[EM]

Blake Cretney bcretney at postmark.net
Tue Mar 13 13:26:30 PST 2001


On Wed, 14 Mar 2001 00:18:36 -0000
"MIKE OSSIPOFF" <nkklrp at hotmail.com> wrote:

> You probably know this already, but it's often said that, if
> the important output is an ordering of the candidates, then
Tideman's
> method is best. If considerations about the output ranking are
> more important than SSD's or BeatpathWinner's advantages.

I find it rather peculiar to imagine that the best ordering of the
candidates doesn't put the best candidate at the top.  That seems to
be what you're saying.

> A brief wording of Tideman:
> 
> Drop the strongest defeat that's the weakest defeat in a cycle.
> Repeat till there are no cycles. At that time, any candidate with
> no undropped defeats wins.

My preferred definition is as follows:

Ranked Pairs gives the ranking of the options that always reflects 
the majority preference between any two options, except in order to
reflect majority preferences with greater margins. 

I suspect Mike prefers his definition.  I suspect arguing the point
would be futile.

> [end of definition]
> 
> I've heard that Tideman can become a bit awkward when pairwise ties
> & equal defeats are likely, which is how it is when there aren't
> lots of voters.

I'd have to know exactly what is meant here in order to respond. 
Writing an implementation is made much more difficult by the
possibility of ties, but I've already written an implimentation.
 
> The preferred version of Tideman's method on this list is the
> version that measures the strength of a defeat by the support of
> that defeat--the number of people voting for that pairwise defeat.
> Defeat-support, as opposed to margins (defeat support minus defeat
> opposition).

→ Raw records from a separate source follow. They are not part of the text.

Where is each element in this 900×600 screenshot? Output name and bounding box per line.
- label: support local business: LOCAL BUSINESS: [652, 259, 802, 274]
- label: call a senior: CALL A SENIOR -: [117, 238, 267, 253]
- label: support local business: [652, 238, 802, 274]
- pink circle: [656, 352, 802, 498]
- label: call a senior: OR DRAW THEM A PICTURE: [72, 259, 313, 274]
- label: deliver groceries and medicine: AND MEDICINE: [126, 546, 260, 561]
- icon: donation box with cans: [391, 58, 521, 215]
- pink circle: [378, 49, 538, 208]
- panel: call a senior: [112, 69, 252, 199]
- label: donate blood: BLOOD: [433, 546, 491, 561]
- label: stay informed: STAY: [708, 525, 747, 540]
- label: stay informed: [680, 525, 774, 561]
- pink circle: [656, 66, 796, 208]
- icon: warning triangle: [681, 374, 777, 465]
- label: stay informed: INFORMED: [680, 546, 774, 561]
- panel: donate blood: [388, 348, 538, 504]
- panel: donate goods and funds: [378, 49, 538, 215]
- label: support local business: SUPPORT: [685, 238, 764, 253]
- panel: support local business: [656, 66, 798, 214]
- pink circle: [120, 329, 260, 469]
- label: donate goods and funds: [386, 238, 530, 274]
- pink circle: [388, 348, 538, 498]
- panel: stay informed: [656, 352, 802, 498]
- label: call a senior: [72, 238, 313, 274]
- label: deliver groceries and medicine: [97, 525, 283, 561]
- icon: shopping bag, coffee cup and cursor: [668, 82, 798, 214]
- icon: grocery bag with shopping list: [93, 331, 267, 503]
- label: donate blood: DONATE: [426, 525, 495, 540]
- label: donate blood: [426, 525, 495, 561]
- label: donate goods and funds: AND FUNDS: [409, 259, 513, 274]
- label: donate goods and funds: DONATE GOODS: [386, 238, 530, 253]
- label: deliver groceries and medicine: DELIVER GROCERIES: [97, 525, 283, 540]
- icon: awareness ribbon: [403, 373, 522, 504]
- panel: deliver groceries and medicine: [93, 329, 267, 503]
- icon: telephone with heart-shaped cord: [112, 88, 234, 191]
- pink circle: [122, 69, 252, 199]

Tideman himself used margins. Defeat-support gives us
> compliance with important strategy criteria.

I prefer margins as well.  It's important to recognize that just
because Mike posts a lot, this doesn't make his views official.

I've created a web page that argues for margins:
http://www.fortunecity.com/meltingpot/harrow/124/path/inc.html

> I believe that, when considerations related to an output ordering
> aren't the most important, BeatpathWinner, and its equivalent,
> Cloneproof SSD, and SSD, are more preferred on this list. 

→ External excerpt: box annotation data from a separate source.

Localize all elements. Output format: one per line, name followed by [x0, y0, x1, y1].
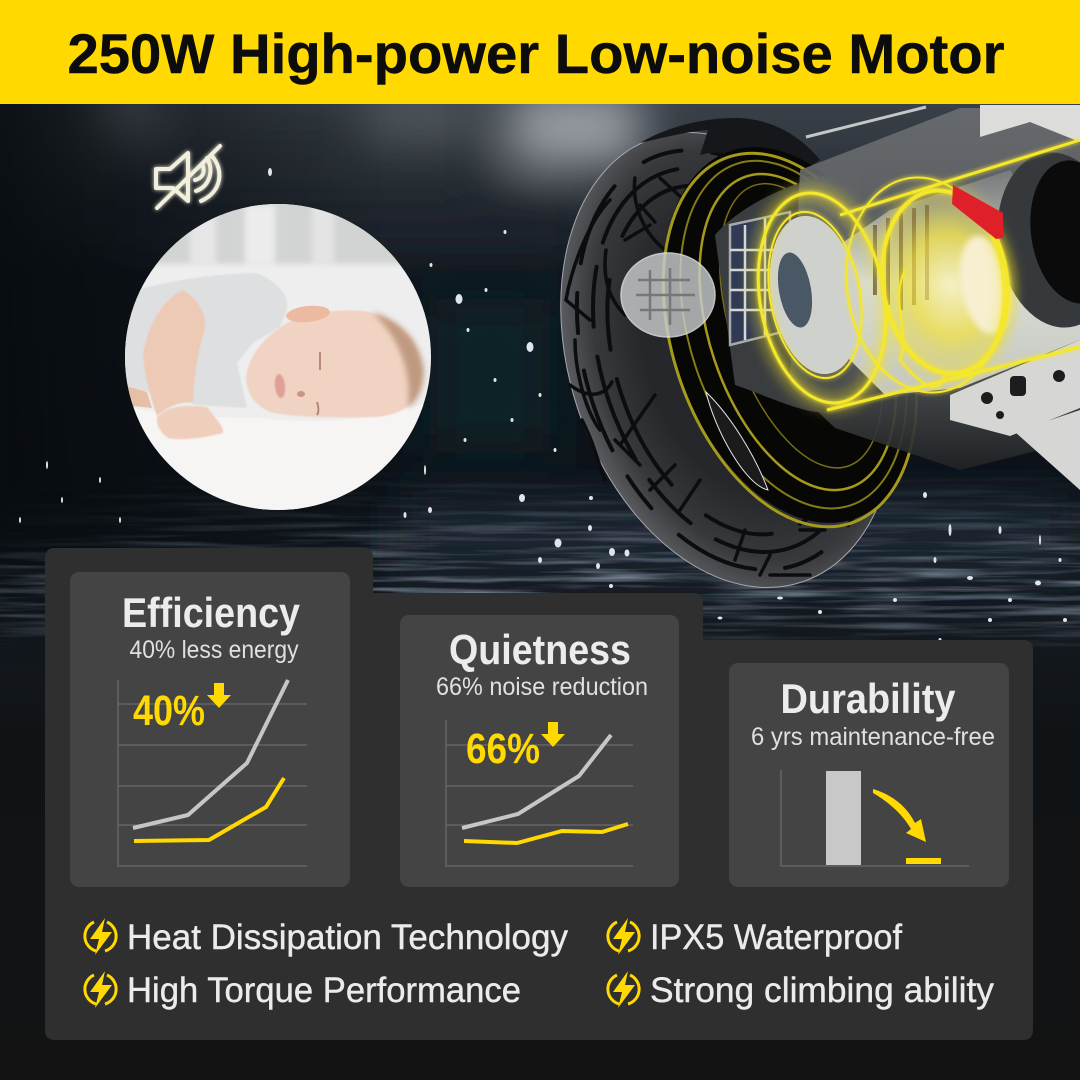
black motor end cap	[986, 145, 1080, 335]
bright yellow energy rings	[743, 140, 1080, 413]
heading: Efficiency	[122, 589, 301, 636]
heading: Durability	[780, 675, 956, 722]
subheading: 66% noise reduction	[436, 673, 648, 701]
heading: Quietness	[449, 626, 631, 673]
rim outer yellow rings	[618, 120, 962, 560]
tyre tread	[525, 110, 931, 610]
feature: waterproof: IPX5 Waterproof	[650, 918, 902, 957]
arm	[143, 290, 205, 416]
soft yellow halo	[743, 182, 1019, 413]
clear lens cap	[621, 253, 715, 337]
cream stator opening	[953, 232, 1017, 338]
tyre	[504, 88, 952, 632]
photo: sleeping baby in circle	[120, 200, 440, 520]
gears	[730, 212, 790, 345]
rain droplets	[19, 168, 1067, 642]
illustration: tyre with cutaway motor	[504, 88, 1080, 632]
feature: high torque: High Torque Performance	[127, 971, 521, 1010]
hand	[157, 406, 223, 439]
feature: heat dissipation: Heat Dissipation Technology	[127, 918, 568, 957]
nose and eyes	[297, 352, 320, 415]
ear	[286, 306, 330, 322]
subheading: 6 yrs maintenance-free	[751, 723, 995, 751]
panel: durability card	[729, 663, 1009, 887]
centre ring of shaft	[758, 209, 872, 381]
panel: quietness card	[400, 615, 679, 887]
red tab	[952, 185, 1003, 239]
line chart: noise	[446, 720, 633, 866]
title banner: 250W High-power Low-noise Motor	[68, 22, 1004, 85]
top rod	[806, 107, 926, 137]
shirt	[120, 273, 287, 408]
lower plate	[950, 340, 1080, 490]
head	[246, 310, 420, 417]
66% callout: 66%	[466, 725, 540, 773]
copper winding	[875, 205, 927, 310]
hair	[372, 312, 424, 408]
rim dark core	[617, 113, 967, 557]
white bracket top	[980, 105, 1080, 142]
hub detail	[715, 170, 860, 413]
lower arm skin	[128, 386, 152, 408]
panel: efficiency card	[70, 572, 350, 887]
title banner	[0, 0, 1080, 104]
motor housing	[790, 108, 1080, 470]
curtain backdrop	[155, 204, 401, 266]
background: rainy night street	[0, 104, 1080, 698]
subheading: 40% less energy	[130, 636, 299, 664]
pillow	[134, 404, 424, 510]
silver cylinder body	[825, 170, 1080, 395]
bar chart: maintenance	[781, 770, 969, 866]
curved arrow	[873, 789, 926, 842]
down arrow	[541, 722, 565, 747]
fender	[640, 118, 820, 182]
yellow glow core	[863, 182, 1037, 388]
40% callout: 40%	[133, 687, 205, 735]
down arrow	[207, 683, 231, 708]
feature: climbing: Strong climbing ability	[650, 971, 994, 1010]
plate holes	[981, 370, 1065, 419]
line chart: energy	[118, 680, 307, 866]
info panel: stepped dark backing	[45, 548, 1033, 1040]
icon: mute speaker	[156, 146, 220, 208]
lips	[274, 374, 286, 398]
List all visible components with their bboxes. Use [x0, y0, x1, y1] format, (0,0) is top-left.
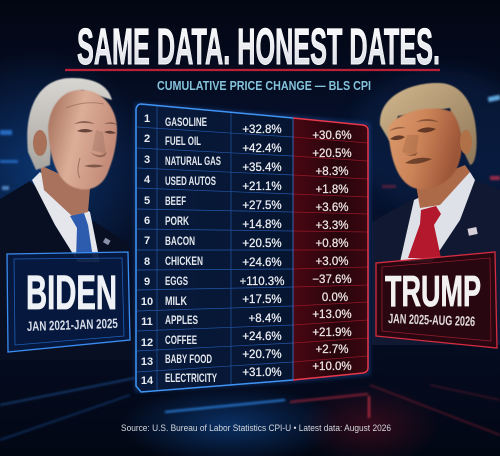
portrait: Trump — [372, 83, 500, 345]
panel: Biden label — [7, 252, 130, 352]
facial features — [389, 119, 439, 164]
Biden values: +35.4% — [242, 162, 282, 174]
Biden values: +32.8% — [242, 124, 282, 136]
item names: COFFEE — [165, 335, 197, 347]
subtitle: CUMULATIVE PRICE CHANGE — BLS CPI — [157, 78, 371, 93]
Biden values: +14.8% — [242, 219, 282, 231]
Biden values: +27.5% — [242, 200, 282, 212]
item names: NATURAL GAS — [165, 156, 221, 168]
item names: GASOLINE — [165, 117, 207, 129]
name: BIDEN — [26, 267, 117, 320]
row numbers: 9 — [144, 276, 150, 288]
Biden values — [240, 124, 284, 379]
Biden values: +42.4% — [242, 143, 282, 155]
Trump values: +13.0% — [312, 309, 352, 321]
item names: BACON — [165, 236, 195, 248]
Biden column panel — [137, 105, 293, 393]
tie — [70, 213, 93, 258]
Trump values: +3.6% — [316, 202, 348, 214]
Trump values: +1.8% — [316, 184, 348, 196]
Trump column panel — [293, 118, 368, 380]
item names: FUEL OIL — [165, 136, 201, 148]
data table — [136, 104, 368, 393]
hair — [27, 78, 112, 170]
flag pin — [103, 238, 111, 245]
ear — [460, 130, 472, 154]
Trump values — [312, 130, 352, 373]
table glow — [137, 105, 368, 390]
tie — [408, 206, 441, 258]
item names: PORK — [165, 216, 189, 228]
facial features — [66, 103, 118, 178]
row numbers: 12 — [141, 337, 153, 349]
row numbers: 6 — [144, 215, 150, 227]
row numbers: 1 — [144, 113, 150, 125]
Trump values: +21.9% — [312, 327, 352, 339]
row numbers: 7 — [144, 235, 150, 247]
Biden values: +8.4% — [249, 313, 281, 325]
suit — [372, 178, 500, 345]
row numbers: 3 — [144, 154, 150, 166]
item names: CHICKEN — [165, 256, 203, 268]
item names: EGGS — [165, 276, 188, 288]
row numbers: 2 — [144, 133, 150, 145]
source note: Source: U.S. Bureau of Labor Statistics CPI-U • Latest data: August 2026 — [121, 423, 391, 433]
row numbers: 5 — [144, 195, 150, 207]
shirt — [32, 172, 100, 262]
flag pin — [467, 227, 478, 236]
Trump values: +2.7% — [316, 344, 348, 356]
table borders — [136, 104, 293, 392]
row numbers: 13 — [141, 356, 153, 368]
face — [388, 109, 462, 189]
item names: APPLES — [165, 315, 198, 327]
item names — [165, 117, 221, 385]
dates: JAN 2021-JAN 2025 — [27, 316, 118, 334]
Trump values: +3.0% — [316, 256, 348, 268]
Trump values: +10.0% — [312, 361, 352, 373]
hair — [380, 83, 477, 165]
Biden values: +24.6% — [242, 331, 282, 343]
neck — [40, 165, 90, 216]
portrait: Biden — [0, 78, 133, 360]
item names: MILK — [165, 296, 188, 308]
suit — [0, 181, 133, 360]
ear — [33, 130, 47, 156]
Biden values: +24.6% — [242, 257, 282, 269]
shirt — [400, 172, 475, 262]
title underline — [65, 69, 440, 71]
Trump values: 0.0% — [322, 292, 348, 304]
item names: BABY FOOD — [165, 354, 212, 366]
Biden values: +110.3% — [240, 276, 284, 288]
neck — [416, 165, 470, 208]
item names: USED AUTOS — [165, 176, 216, 188]
Trump values: +20.5% — [312, 148, 352, 160]
Trump values: +0.8% — [316, 238, 348, 250]
row numbers — [141, 113, 154, 387]
Trump values: +8.3% — [316, 166, 348, 178]
panel: Trump label — [376, 252, 497, 348]
Biden values: +31.0% — [242, 367, 282, 379]
Biden values: +20.7% — [242, 349, 282, 361]
item names: ELECTRICITY — [165, 373, 217, 385]
Trump values: −37.6% — [312, 274, 352, 286]
row numbers: 10 — [141, 296, 153, 308]
row numbers: 8 — [144, 256, 150, 268]
row lines — [137, 106, 368, 391]
Trump values: +3.3% — [316, 220, 348, 232]
row numbers: 14 — [141, 375, 154, 387]
Biden values: +20.5% — [242, 238, 282, 250]
Biden values: +21.1% — [242, 181, 282, 193]
row numbers: 4 — [144, 174, 151, 186]
Biden values: +17.5% — [242, 294, 282, 306]
item names: BEEF — [165, 196, 186, 208]
Trump values: +30.6% — [312, 130, 352, 142]
face — [48, 90, 117, 189]
row numbers: 11 — [141, 316, 153, 328]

At least he's undecided on this point.  I'd actually be interested to
know how others feel.  My general impression is that most active
posters to the list aren't even interested in this debate, but I could
be wrong.

> Of course
> that's something that we could establish with a poll, if we
> choose voting systems for the demonstration poll, or for a later
> demonstration poll. I personally prefer SSD to Tideman. Cloneproof
> SSD when there aren't many voters and pairwise ties are possible.

Also, unless you're Mike Ossipoff, please call Tideman's method
"Ranked Pairs".  That's the name Tideman himself gave the method.